Безусловно, Паэр представил несколько опер Россини не в лучшей версии, но такого рода приемы часто использовались, когда композитора не было поблизости и некому было сдержать притязания певцов, дирижеров, импресарио и директоров. Россини и после него Доницетти, Беллини и Верди узнали на собственном опыте о подобной практике. Длительная жизнь легенды, будто Паэр был готов лишиться поста директора театра, только бы не дать возможности Россини обрести надежную опору в Париже, отчасти обязана своим существованием Стендалю. Но даже Фетис в своей «Универсальной биографии музыкантов» так написал о Паэре: «Он слишком долго откладывал момент появления опер Россини в Париже, а когда должен был поставить для дебюта [Мануэля] Гарсия «Севильского цирюльника» и вслед за ним еще несколько опер того же композитора, то предпринял ряд закулисных интриг, чтобы помешать их успеху. Ни Стендаль, ни даже Фетис не принимают во внимание, что к 1823 году Паэр поставил не менее двенадцати опер Россини в театре «Итальен»> 2 .
Со дня приезда четы Россини в Париж пресса уделяла много внимания знаменитому итальянскому гостю, посвящая ему целые газетные полосы. Вскоре стало известно, что группа парижских почитателей планирует в его честь большой банкет. Его ежедневная деятельность, все, что он говорил, какие салоны удостоил своим присутствием, – обо всем этом сообщалось в прессе, словно о посещении главы государства. Он принял участие в музыкальном вечере герцогини де Берри, где сам сел за фортепьяно и исполнил некоторые из своих арий. Великая актриса мадемуазель Марс дала в его честь великолепный вечер, на котором она и трагический актер Тальма исполнили две сцены из «Школы стариков», а он снова пел. В салоне графини Мерлин> 3 его познакомили со многими ведущими деятелями парижского артистического мира, включая тенора Жильбера Луи Дюпре. Графиня и Дюпре под фортепьянный аккомпанемент Россини исполнили дуэт из «Риччардо и Зораиды». 11 ноября в театре «Итальен» в бенефис Мануэля Гарсия состоялась постановка «Севильского цирюльника», на которой присутствовал Россини. После спектакля знаменитый первый кларнетист Гамбаро привел оркестр национальной гвардии на рю Рамо, где остановились супруги Россини в гостях у генуэзского писателя Никола Баджоли, чтобы устроить для композитора серенаду.
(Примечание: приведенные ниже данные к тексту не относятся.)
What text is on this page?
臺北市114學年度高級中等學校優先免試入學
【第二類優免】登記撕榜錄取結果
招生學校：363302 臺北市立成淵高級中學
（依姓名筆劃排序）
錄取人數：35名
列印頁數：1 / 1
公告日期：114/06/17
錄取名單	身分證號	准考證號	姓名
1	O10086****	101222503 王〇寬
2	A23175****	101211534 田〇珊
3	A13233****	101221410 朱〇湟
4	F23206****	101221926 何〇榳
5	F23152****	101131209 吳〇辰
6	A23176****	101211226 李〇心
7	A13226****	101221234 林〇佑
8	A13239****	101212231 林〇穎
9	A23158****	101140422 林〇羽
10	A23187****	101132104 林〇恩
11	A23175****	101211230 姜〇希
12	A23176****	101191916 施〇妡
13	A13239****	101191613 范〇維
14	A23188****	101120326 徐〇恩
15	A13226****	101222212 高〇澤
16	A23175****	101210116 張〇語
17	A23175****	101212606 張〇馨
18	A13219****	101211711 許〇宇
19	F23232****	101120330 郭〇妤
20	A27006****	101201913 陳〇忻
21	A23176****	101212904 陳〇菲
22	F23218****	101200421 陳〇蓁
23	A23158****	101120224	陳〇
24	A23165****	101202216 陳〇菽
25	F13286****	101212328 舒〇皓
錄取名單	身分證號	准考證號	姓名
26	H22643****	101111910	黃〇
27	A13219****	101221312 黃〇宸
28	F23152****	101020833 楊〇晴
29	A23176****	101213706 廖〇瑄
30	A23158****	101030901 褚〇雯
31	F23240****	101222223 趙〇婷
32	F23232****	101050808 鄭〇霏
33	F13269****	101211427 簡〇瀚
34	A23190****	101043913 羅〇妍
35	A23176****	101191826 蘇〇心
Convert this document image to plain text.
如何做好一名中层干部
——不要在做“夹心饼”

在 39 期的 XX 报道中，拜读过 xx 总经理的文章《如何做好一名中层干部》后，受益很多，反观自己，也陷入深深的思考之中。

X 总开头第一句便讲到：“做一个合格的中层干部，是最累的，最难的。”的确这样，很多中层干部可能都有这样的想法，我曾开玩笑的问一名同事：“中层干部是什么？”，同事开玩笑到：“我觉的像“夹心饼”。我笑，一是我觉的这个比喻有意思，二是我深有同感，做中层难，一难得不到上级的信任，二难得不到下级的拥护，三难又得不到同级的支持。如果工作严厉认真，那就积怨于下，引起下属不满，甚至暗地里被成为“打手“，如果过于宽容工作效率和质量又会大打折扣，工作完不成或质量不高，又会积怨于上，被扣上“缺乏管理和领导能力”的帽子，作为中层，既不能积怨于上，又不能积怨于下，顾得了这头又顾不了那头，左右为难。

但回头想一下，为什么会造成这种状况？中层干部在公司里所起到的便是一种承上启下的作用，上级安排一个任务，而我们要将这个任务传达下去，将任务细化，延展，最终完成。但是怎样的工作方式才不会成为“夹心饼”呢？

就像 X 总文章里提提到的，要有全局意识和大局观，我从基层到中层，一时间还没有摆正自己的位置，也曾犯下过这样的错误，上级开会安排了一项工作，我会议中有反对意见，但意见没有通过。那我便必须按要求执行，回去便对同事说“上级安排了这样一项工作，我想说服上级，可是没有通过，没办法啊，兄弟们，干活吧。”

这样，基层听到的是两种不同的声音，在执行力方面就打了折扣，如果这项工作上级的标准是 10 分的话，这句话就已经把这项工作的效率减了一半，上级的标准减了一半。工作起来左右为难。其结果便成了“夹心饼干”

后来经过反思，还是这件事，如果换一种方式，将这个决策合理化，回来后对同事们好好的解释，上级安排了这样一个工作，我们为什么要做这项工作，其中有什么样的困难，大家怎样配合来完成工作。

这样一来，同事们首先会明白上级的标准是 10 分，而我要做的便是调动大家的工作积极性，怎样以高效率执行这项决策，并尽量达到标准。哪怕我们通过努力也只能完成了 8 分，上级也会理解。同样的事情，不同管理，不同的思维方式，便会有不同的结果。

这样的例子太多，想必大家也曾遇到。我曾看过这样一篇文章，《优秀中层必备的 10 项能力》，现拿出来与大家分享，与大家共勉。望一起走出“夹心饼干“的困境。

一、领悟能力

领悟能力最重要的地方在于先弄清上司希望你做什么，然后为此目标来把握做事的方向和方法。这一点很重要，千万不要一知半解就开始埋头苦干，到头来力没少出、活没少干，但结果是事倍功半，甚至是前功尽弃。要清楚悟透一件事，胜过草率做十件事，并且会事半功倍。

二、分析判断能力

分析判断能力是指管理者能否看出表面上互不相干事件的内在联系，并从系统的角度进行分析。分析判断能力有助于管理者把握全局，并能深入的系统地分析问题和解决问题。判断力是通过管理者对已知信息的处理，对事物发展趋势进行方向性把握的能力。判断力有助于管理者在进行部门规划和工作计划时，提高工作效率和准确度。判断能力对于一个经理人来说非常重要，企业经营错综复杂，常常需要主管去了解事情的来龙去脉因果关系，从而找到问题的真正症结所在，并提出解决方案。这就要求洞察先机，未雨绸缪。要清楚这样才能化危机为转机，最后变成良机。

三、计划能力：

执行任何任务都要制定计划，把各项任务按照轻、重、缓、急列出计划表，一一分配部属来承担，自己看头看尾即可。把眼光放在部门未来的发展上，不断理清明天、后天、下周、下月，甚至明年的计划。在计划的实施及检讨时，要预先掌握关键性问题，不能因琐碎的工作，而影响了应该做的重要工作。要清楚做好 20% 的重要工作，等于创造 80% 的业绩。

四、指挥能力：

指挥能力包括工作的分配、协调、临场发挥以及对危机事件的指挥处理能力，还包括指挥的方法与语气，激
Однако, по общему мнению, настоящим гвоздем первого визита Россини в Париж стал банкет, устроенный в воскресенье 16 ноября 1823 года в ресторане «Во Ки Тет» на площади Шатле. «Газетт де Франс» назвала его «колоссальным пикником»: более 150 человек собрались в зале, украшенном медальонами в обрамлении гирлянд из цветов, внутри которых золотыми буквами были написаны названия опер Россини. Возглавлявший оркестр Гамбаро заиграл увертюру к «Сороке-воровке», и почетного гостя позвали к креслу, над которым ярко сияли его инициалы. Он сидел между мадемуазель Марс и Джудиттой Паста; напротив него в окружении мадам Кольбран-Россини и актрисы мадемуазель Жорж сидел композитор Жан Франсуа Лесюэр. На банкете присутствовали представители различных областей артистического мира: в числе композиторов были Обер, Буальдье, Герольд и Пансерон; из певцов – Паста, Лаура Чинти-Даморо, Мануэль Гарсия, Жан Блез Мартен и Генриетта Мерик-Лаланд; драматических актеров представляли мадемуазель Жорж и Марс, Жозеф де Лафон и Тальма, художников – Орас Берне. Некоторую пикантность встрече Россини и Берне придает тот факт, что в это время любовницей Берне была Олимпия Пелиссье, которая впоследствии станет второй женой Россини.
Пока подавали кушанья, исполнялись фрагменты из опер Россини, и, согласно газетным сообщениям, их со вниманием слушали. Речи начались со второго блюда. Никола Баджоли, хозяин дома, где остановились супруги Россини, прочитал свои стихи, озаглавленные «Рождение великого Россини», которые затем Тальма повторил по-французски. Когда подали фрукты, начались тосты. Лесюэр поднял бокал: «За Россини! Его пылкий гений открыл иную дорогу и ознаменовал новую эпоху в музыкальном искусстве». Россини ответил: «За французскую школу и процветание консерватории!» Ответом Лесюэра на это стал тост: «За Глюка! Обогащенный достижениями немецкой теории, он воспринял дух французской трагедии и создал новую модель!» Последующие тосты провозглашались за Гретри, Моцарта, Мегюля, Паизиелло и Чимарозу, «предшественника Россини». Во время этого прилива признательности оркестр пытался исполнить по крайней мере по одному фрагменту из произведений каждого композитора, в честь которого провозглашался тост.